Corporate governance policy
Corporate governance policy

The success of SPRC depends upon its efficient, transparent, and auditable management systems that create trust and confidence amongst its shareholders and stakeholders.

SPRC, through its directors, executives, and employees, commits to the principles of good corporate governance in compliance with the relevant rules, regulations and guidelines of the Stock Exchange of Thailand and the Office of the Securities and Exchange Commission, and aims to attain the highest international standards and best practices in the adoption and implementation of sound principles of good corporate governance.

The Board of Directors has established the Corporate Governance Policy by categorized into 5 categories.

  • (1) The rights of shareholders
    SPRC recognizes and values basic rights of shareholders on;

      right to sell, buy, or transfer shares,
      right to share in the business' profit,
      right to receive sufficient information about the business in a timely manner and on a regular basis,
      right to attend shareholders meetings to exercise the rights to vote in the appointment or removal of directors and appointment of auditors,
      right to attend shareholders meetings to exercise the right to vote in any matters affecting the Company such as allocation of dividends, specification or amendment of Articles of Association and Memorandum of Association, decrease or increase of capital, or approval of extraordinary transactions.

    SPRC values the importance of the shareholders meeting where SPRC’s shareholders can exercise their rights as shareholders. For this reason, SPRC will provide notifications and hold shareholders meetings such that all shareholders may attend the meetings, gain access to adequate and timely information, pose questions or seek explanations, and exercise voting rights in an equitable and transparent manner.

    SPRC’s Directors and Management are required to attend the shareholders meetings to answer questions and listen to comments and suggestions of shareholders for appropriate consideration and further process.

    SPRC shall allocate sufficient time for the meeting and the shareholders shall be notified of the meeting’s rules and voting processes.. The minutes of the meeting shall be publicly available on website in timely manner but no later than fourteen days from the date of the meeting.

  • (2) Equitable treatment of shareholders
    It is SPRC’s policy to equitably and fairly treat and protect the rights of all shareholders, whether an executive or non-executive, Thai or non-Thai, major or minor shareholder.
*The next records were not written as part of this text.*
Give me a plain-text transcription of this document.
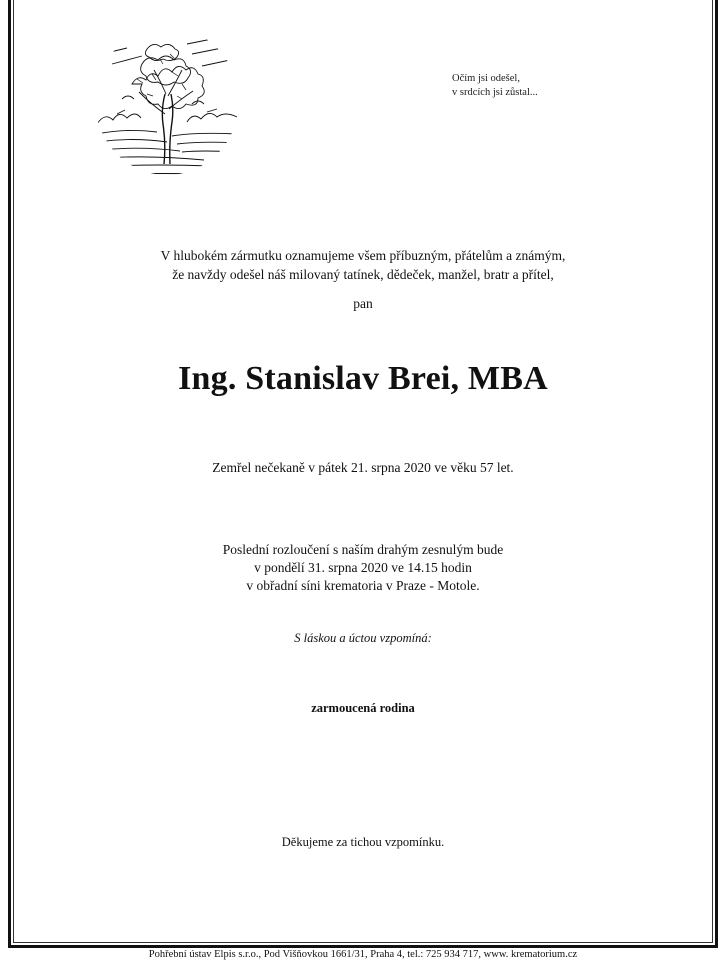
Očím jsi odešel,
v srdcích jsi zůstal...
V hlubokém zármutku oznamujeme všem příbuzným, přátelům a známým,
že navždy odešel náš milovaný tatínek, dědeček, manžel, bratr a přítel,
pan
Ing. Stanislav Brei, MBA
Zemřel nečekaně v pátek 21. srpna 2020 ve věku 57 let.
Poslední rozloučení s naším drahým zesnulým bude
v pondělí 31. srpna 2020 ve 14.15 hodin
v obřadní síni krematoria v Praze - Motole.
S láskou a úctou vzpomíná:
zarmoucená rodina
Děkujeme za tichou vzpomínku.
Pohřební ústav Elpis s.r.o., Pod Višňovkou 1661/31, Praha 4, tel.: 725 934 717, www. krematorium.cz
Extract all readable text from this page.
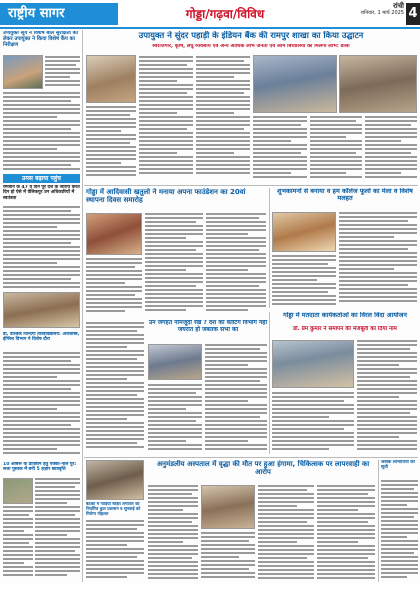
राष्ट्रीय सागर	गोड्डा/गढ़वा/विविध
रांची
शनिवार, 1 मार्च 2025 4
उपायुक्त ने सुंदर पहाड़ी के इंडियन बैंक की रामपुर शाखा का किया उद्घाटन
स्वरोजगार, कृषि, लघु व्यवसाय एवं अन्य आर्थिक लाभ जनता एवं आम बिचौलियों का मिलेगा लाभ: डीसी
उपायुक्त सूर्य ने विशेष बाल सुरक्षिता को लेकर उपायुक्त ने किया विशेष कैंप का निरीक्षण
उमस बढ़ाया पहुंच
रमजान के 47 वें दिन पूरे देश के जारीय करते दिन हो ऐसे में वेलिकपुर उन अधिकारियों में स्वतंत्रता
डॉ. वैश्विक जिन्दगी विश्वविद्यालय: अर्थशास्त्र, इंग्लिश विभाग ने विशेष दौरा
10 आबरू के प्रतिष्ठान हेतु पक्का-नाले पुर: सत्ता पुस्तक में बनी 5 हज़ार छात्रवृत्ति
गोड्डा में आदिवासी खतुलो ने मनाया अपना फाउंडेशन का 20वां स्थापना दिवस समारोह
शुभकामनों से बनाया व हम कॉलेज फूलों का मेला व विशेष मलहत
उन जगहत नामजूदो रखें ? देश का कोटिंग विभाग नहीं जयरात हो जबतक सभा का
गोड्डा में मतदाता कार्यकर्ताओं का विरल विदा आयोजन
डॉ. प्रेम कुमार ने समापन की मजबूती का दिया नाम
अनुमंडलीय अस्पताल में वृद्धा की मौत पर हुआ हंगामा, चिकित्सक पर लापरवाही का आरोप
बैठकों में गाड़ियों सहित लगातार को निर्धारित कुल प्रशासन व सुनवाई को मिलेगा मोहलत
जबकि लाभार्थियों की सूची
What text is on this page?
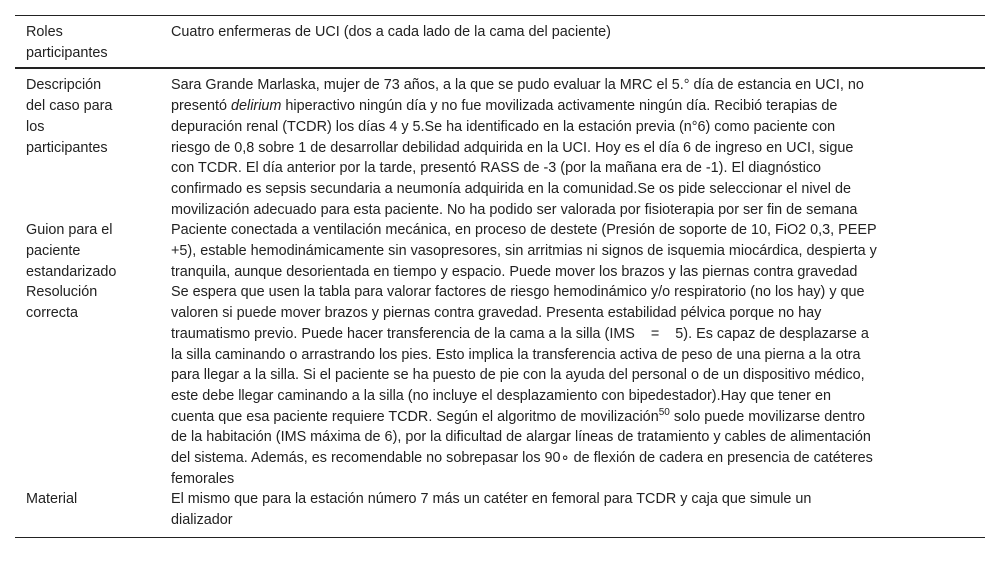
Roles
participantes
Cuatro enfermeras de UCI (dos a cada lado de la cama del paciente)
Descripción
del caso para
los
participantes
Sara Grande Marlaska, mujer de 73 años, a la que se pudo evaluar la MRC el 5.° día de estancia en UCI, no
presentó delirium hiperactivo ningún día y no fue movilizada activamente ningún día. Recibió terapias de
depuración renal (TCDR) los días 4 y 5.Se ha identificado en la estación previa (n°6) como paciente con
riesgo de 0,8 sobre 1 de desarrollar debilidad adquirida en la UCI. Hoy es el día 6 de ingreso en UCI, sigue
con TCDR. El día anterior por la tarde, presentó RASS de -3 (por la mañana era de -1). El diagnóstico
confirmado es sepsis secundaria a neumonía adquirida en la comunidad.Se os pide seleccionar el nivel de
movilización adecuado para esta paciente. No ha podido ser valorada por fisioterapia por ser fin de semana
Guion para el
paciente
estandarizado
Paciente conectada a ventilación mecánica, en proceso de destete (Presión de soporte de 10, FiO2 0,3, PEEP
+5), estable hemodinámicamente sin vasopresores, sin arritmias ni signos de isquemia miocárdica, despierta y
tranquila, aunque desorientada en tiempo y espacio. Puede mover los brazos y las piernas contra gravedad
Resolución
correcta
Se espera que usen la tabla para valorar factores de riesgo hemodinámico y/o respiratorio (no los hay) y que
valoren si puede mover brazos y piernas contra gravedad. Presenta estabilidad pélvica porque no hay
traumatismo previo. Puede hacer transferencia de la cama a la silla (IMS    =    5). Es capaz de desplazarse a
la silla caminando o arrastrando los pies. Esto implica la transferencia activa de peso de una pierna a la otra
para llegar a la silla. Si el paciente se ha puesto de pie con la ayuda del personal o de un dispositivo médico,
este debe llegar caminando a la silla (no incluye el desplazamiento con bipedestador).Hay que tener en
cuenta que esa paciente requiere TCDR. Según el algoritmo de movilización$^{50}$ solo puede movilizarse dentro
de la habitación (IMS máxima de 6), por la dificultad de alargar líneas de tratamiento y cables de alimentación
del sistema. Además, es recomendable no sobrepasar los 90∘ de flexión de cadera en presencia de catéteres
femorales
Material	El mismo que para la estación número 7 más un catéter en femoral para TCDR y caja que simule un
dializador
The shareholders have the rights to nominate candidates for directors and to authorize independent directors or other persons as proxies who may attend the meeting and vote on behalf of the shareholders in accordance with the rules to be specified by the board of directors and notified to the shareholders in advance.

    SPRC’s directors, executives and employees as well as spouses and minor children of such persons are prohibited from the improper use of inside information. SPRC’s directors and executives shall regularly report the holding of SPRC’s securities by them, their spouses, and their minor children, as well as the change in such holdings to SPRC and the SEC.

    SPRC’s directors, executives and employees as well as spouses and minor children of such persons are prohibited from seeking personal benefits from engaging in business with SPRC. If such a transaction is unavoidable, it shall be carried out with transparency, strictly on a commercial arm’s length basis and always taking into consideration, on balance, the best interest of SPRC. SPRC’s directors, executives and employees having an interest in such transactions must not take part in its approval process.

  • (3) Roles of stakeholders
    SPRC values the rights of stakeholders and promotes cooperation between SPRC and the stakeholders as well as other concerned parties including shareholders, employees, customers, trade partners, government agencies, communities, and society in order to create sustainability of our business.

    SPRC’s directors, executives and employees are required to comply with SPRC’s Business Conduct Policy which has been established to ensure SPRC exhibits fairness, honesty, and integrity in all our dealings with stakeholders.

  • (4) Disclosure and transparency
    SPRC is committed to disclosing accurate, complete, and transparent information, both in terms of financial reports and general information, in accordance with the rules of the SEC and the SET, as well as essential information that may impact the price of SPRC’s shares or which may affect the decision-making process of investors and stakeholders of SPRC so that all relevant parties have equal access to such information. All information disclosed to investors shall be accurate, adequate for decision-making by the investors, and should not cause any misunderstanding.

    Apart from disclosure of information in accordance with the rules specified and through the channels of the SET, SPRC has established a website to disseminate up-to-date information to shareholders and stakeholders in both Thai and English.

    The Board of Directors is required to present its responsibilities concerning SPRC's financial statements in SPRC's annual report by specifying that the financial statements are prepared in accordance with generally accepted accounting standards and the accounting policies are appropriately applied.

  • (5) Responsibilities of the board of directors
    The Board of Directors is accountable to the shareholders for both business operation and corporate governance to deliver superior business and operational performance and long term growth in shareholder value.

    The Board of Directors have a number of important responsibilities and accountabilities to shareholders under the Public Limited Companies Act, the Securities and Exchange Act, the SET and SEC listing rules and guidelines, SPRC’s Article of Association, the resolutions of shareholders’ meeting, as well as the Board of Directors Charter, and shall execute these responsibilities and accountabilities with due care and integrity.